To be honest, there are not many scenarios for writing closures manually in daily work, but the third-party frameworks and components used in the project use more or less closures.
Therefore, it is very necessary to understand closures. hehe...
1. What is a closure
In short, it is a function that can read variables inside other functions.
Due to the scope of JS variables, internal variables cannot be accessed externally, and external variables can be externally.
2. Use scenarios
1. Implement private members.
2. Protect namespaces to avoid polluting global variables.
3. Cache variables.
Let's first look at an example of encapsulation:
Copy the code as follows: var person = function () {
// The scope of the variable is inside the function and cannot be accessed outside
var name = "default";
return {
getName: function () {
return name;
},
setName: function (newName) {
name = newName;
}
}
}();
console.log(person.name); // Direct access, the result is: undefined
console.log(person.getName()); // The result is: default
console.log(person.setName("langjt"));
console.log(person.getName()); // The result is: langjt
Let’s look at the common closures in loops to solve the problem of referencing external variables:
The code copy is as follows: var aLi = document.getElementsByTagName('li');
for (var i=0, len=aLi.length; i<len; i++) {
aLi[i].onclick = function() {
alert(i); // No matter which element you click on, the pop-up value is len, indicating that the value of i here and the value of i printed after for is the same.
};
}
After using the closure:
The code copy is as follows: var aLi = document.getElementsByTagName('li');
for (var i=0, len=aLi.length; i<len; i++) {
aLi[i].onclick = (function(i) {
return function() {
alert(i); // Click the <li> element at this time and the corresponding subscript will pop up.
}
})(i);
}
3. Things to note
1. Memory Leak
Since closures will cause all variables in the function to be stored in memory, and the memory consumption is very large, closures cannot be abused, otherwise it will cause performance problems of the web page.
for example:
Copy the code as follows: function foo() {
var oDiv = document.getElementById('J_DIV');
var id = oDiv.id;
oDiv.onclick = function() {
// alert(oDiv.id); There is a circular reference here.
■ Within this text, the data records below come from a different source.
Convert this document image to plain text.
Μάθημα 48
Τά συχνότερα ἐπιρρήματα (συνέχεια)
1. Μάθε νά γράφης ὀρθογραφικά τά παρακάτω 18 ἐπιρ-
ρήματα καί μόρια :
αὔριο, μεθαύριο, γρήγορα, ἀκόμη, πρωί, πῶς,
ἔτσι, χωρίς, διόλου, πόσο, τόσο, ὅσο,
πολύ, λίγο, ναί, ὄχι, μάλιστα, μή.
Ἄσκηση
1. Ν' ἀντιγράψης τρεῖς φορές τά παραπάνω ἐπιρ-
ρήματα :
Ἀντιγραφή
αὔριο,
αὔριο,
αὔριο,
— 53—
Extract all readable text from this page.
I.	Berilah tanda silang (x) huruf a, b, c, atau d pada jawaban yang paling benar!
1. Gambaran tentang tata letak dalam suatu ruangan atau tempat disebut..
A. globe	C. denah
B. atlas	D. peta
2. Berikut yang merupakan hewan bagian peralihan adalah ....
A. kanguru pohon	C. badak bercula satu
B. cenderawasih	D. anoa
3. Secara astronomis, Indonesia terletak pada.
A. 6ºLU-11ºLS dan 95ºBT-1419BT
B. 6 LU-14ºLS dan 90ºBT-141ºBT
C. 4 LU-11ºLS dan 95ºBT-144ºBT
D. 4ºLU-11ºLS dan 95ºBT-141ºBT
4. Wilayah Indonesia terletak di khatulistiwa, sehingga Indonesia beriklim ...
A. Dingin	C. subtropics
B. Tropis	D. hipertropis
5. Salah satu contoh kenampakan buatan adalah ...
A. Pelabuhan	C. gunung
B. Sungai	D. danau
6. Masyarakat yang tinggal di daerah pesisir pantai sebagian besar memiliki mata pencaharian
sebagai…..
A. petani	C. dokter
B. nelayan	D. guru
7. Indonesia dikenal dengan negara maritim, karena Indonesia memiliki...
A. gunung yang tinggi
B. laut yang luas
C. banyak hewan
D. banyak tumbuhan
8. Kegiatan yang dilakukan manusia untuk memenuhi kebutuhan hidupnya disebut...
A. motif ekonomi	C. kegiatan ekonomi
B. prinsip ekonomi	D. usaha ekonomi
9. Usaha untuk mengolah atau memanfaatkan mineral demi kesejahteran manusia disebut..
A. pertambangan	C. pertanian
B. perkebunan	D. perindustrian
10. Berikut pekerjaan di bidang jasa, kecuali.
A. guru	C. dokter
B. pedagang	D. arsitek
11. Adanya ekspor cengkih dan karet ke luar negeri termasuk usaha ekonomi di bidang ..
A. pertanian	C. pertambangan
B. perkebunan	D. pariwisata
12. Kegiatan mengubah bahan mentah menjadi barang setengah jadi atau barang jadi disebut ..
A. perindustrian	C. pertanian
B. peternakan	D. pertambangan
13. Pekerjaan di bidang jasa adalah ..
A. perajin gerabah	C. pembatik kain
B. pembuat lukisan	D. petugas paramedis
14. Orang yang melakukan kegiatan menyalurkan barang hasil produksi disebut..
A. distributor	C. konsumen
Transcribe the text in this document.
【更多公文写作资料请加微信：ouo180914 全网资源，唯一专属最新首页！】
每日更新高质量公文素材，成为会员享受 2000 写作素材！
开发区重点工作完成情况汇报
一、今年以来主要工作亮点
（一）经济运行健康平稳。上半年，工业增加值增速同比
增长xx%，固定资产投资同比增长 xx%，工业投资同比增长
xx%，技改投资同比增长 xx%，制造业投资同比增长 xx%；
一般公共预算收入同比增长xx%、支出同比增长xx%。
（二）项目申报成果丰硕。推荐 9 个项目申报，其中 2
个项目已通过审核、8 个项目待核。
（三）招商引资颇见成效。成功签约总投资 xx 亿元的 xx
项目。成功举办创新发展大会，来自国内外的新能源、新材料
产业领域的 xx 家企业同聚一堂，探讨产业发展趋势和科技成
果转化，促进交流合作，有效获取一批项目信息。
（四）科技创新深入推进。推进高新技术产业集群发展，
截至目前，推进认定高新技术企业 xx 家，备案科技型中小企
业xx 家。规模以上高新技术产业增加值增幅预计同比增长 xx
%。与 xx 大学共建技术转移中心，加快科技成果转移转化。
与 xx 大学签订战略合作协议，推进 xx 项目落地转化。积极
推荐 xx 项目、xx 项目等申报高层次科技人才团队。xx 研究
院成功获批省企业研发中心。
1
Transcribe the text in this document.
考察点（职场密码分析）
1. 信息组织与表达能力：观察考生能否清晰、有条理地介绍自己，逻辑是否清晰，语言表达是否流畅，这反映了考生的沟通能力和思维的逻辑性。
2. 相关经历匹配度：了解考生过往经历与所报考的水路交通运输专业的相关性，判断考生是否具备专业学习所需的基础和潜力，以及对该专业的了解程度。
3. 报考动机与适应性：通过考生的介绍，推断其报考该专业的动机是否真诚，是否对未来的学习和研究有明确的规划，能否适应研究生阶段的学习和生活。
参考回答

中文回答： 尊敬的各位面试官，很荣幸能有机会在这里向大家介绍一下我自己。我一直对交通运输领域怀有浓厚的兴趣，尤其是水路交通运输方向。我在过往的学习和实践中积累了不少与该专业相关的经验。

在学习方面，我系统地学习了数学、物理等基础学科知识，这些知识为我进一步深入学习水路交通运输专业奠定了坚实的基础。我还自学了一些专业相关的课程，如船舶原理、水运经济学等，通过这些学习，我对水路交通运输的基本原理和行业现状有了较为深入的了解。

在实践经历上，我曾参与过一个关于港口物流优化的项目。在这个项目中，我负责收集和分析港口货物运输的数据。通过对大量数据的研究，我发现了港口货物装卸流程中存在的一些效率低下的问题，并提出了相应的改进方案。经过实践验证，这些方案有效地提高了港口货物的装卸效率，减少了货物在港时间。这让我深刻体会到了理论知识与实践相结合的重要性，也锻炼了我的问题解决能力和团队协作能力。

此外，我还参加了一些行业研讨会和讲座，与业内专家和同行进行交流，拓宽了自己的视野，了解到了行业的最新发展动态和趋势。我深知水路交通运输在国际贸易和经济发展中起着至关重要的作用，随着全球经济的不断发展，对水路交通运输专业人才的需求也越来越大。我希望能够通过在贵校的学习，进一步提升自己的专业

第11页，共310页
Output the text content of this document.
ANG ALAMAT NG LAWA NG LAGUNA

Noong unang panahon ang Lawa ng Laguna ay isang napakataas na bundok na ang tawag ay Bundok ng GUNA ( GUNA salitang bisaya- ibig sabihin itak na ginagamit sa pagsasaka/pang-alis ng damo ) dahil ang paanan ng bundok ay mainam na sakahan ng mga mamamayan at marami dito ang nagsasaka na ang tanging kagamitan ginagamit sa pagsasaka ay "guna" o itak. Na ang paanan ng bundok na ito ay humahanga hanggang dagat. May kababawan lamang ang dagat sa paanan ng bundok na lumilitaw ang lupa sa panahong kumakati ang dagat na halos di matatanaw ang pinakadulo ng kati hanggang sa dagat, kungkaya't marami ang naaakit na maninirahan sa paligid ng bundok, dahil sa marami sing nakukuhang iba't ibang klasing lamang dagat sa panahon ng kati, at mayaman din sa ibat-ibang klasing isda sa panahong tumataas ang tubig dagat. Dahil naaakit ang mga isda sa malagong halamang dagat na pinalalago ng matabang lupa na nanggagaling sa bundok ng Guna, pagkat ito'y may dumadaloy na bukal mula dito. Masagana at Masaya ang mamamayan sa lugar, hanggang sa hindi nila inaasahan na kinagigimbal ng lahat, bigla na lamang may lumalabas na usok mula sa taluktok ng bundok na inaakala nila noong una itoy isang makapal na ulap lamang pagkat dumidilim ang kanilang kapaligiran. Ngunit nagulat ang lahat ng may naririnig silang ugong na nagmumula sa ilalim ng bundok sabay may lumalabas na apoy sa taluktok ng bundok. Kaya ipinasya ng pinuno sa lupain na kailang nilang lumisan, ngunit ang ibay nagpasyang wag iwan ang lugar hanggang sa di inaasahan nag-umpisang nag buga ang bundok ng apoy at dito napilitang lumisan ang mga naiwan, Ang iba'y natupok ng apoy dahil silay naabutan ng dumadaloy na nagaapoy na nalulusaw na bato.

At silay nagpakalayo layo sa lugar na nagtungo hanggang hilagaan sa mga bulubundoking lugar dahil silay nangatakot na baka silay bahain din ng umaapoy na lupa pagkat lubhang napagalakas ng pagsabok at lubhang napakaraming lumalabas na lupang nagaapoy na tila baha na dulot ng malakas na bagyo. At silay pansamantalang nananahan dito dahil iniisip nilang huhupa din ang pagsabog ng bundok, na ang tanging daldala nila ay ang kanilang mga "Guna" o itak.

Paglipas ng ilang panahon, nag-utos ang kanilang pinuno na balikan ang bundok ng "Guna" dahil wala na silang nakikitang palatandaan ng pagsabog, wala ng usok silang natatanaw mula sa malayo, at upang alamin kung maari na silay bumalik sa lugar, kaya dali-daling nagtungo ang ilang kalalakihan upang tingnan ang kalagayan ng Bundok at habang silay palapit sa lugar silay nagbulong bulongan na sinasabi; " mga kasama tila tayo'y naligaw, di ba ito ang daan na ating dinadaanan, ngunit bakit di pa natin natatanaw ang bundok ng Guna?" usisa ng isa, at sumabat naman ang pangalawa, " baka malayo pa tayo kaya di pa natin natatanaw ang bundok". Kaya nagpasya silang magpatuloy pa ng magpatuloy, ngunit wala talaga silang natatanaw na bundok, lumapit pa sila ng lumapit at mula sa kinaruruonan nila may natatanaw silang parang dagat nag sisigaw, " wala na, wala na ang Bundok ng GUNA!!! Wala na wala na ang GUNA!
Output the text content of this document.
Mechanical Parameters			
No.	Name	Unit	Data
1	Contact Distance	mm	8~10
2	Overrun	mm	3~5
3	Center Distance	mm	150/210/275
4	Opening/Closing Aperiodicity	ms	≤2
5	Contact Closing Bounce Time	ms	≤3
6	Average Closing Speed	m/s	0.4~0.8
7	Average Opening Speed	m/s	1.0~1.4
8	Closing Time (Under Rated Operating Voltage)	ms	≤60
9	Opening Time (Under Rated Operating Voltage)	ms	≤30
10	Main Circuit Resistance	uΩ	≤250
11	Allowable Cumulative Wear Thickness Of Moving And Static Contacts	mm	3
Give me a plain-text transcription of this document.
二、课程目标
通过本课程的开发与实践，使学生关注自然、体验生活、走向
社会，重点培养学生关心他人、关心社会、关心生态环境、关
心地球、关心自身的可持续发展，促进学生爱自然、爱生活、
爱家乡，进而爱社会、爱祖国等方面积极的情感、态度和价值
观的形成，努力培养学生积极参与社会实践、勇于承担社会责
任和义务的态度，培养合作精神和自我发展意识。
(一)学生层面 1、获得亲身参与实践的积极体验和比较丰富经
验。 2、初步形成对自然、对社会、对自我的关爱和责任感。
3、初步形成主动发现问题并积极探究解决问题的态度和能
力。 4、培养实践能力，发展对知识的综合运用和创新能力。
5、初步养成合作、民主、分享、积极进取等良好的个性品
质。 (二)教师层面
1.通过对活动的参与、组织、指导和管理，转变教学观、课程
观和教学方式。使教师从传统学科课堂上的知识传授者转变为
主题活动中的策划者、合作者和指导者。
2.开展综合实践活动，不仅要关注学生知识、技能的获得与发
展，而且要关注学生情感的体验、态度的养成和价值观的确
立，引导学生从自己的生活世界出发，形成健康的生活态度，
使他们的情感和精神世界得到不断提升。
ODiv is still in memory after the IE low version page is closed. So cache primitive types instead of objects as much as possible.
alert(id);
};
oDiv = null;
}
2. Variable Naming
If the variable of the inner function and the variable name of the outer function are the same, the inner function can no longer point to the variable with the same name as the outer function.
for example:
Copy the code as follows: function foo(num) {
return function(num) {
console.log(num);
}
}
var f = new foo(9);
f(); // undefined
In fact, the above usage is called function currying, which is the technique of converting a function that accepts multiple parameters into a function that accepts a single parameter (the first parameter of the original function), and returning a new function that accepts the remaining parameters and returns the result. In essence, it also utilizes features that closures can be cached, such as:
Copy the code as follows: var adder = function(num) {
return function(y) {
return num+y;
};
};
var inc = add(1);
var dec = add(-1);
//inc, dec is now two new functions, which is used to pass in parameter value (+/) 1
alert(inc(99));//100
alert(dec(101));//100
alert(adder(100)(2));//102
alert(adder(2)(100));//102
For example, in the seaJS source code of Alibaba Yubo:
Copy the code as follows:/**
* util-lang.js - The minimum language enhancement
*/
function isType(type) {
return function(obj) {
return {}.toString.call(obj) == "[object " + type + "]"
}
}
var isObject = isType("Object");
var isString = isType("String");
I hope this article will be helpful to everyone's JavaScript programming.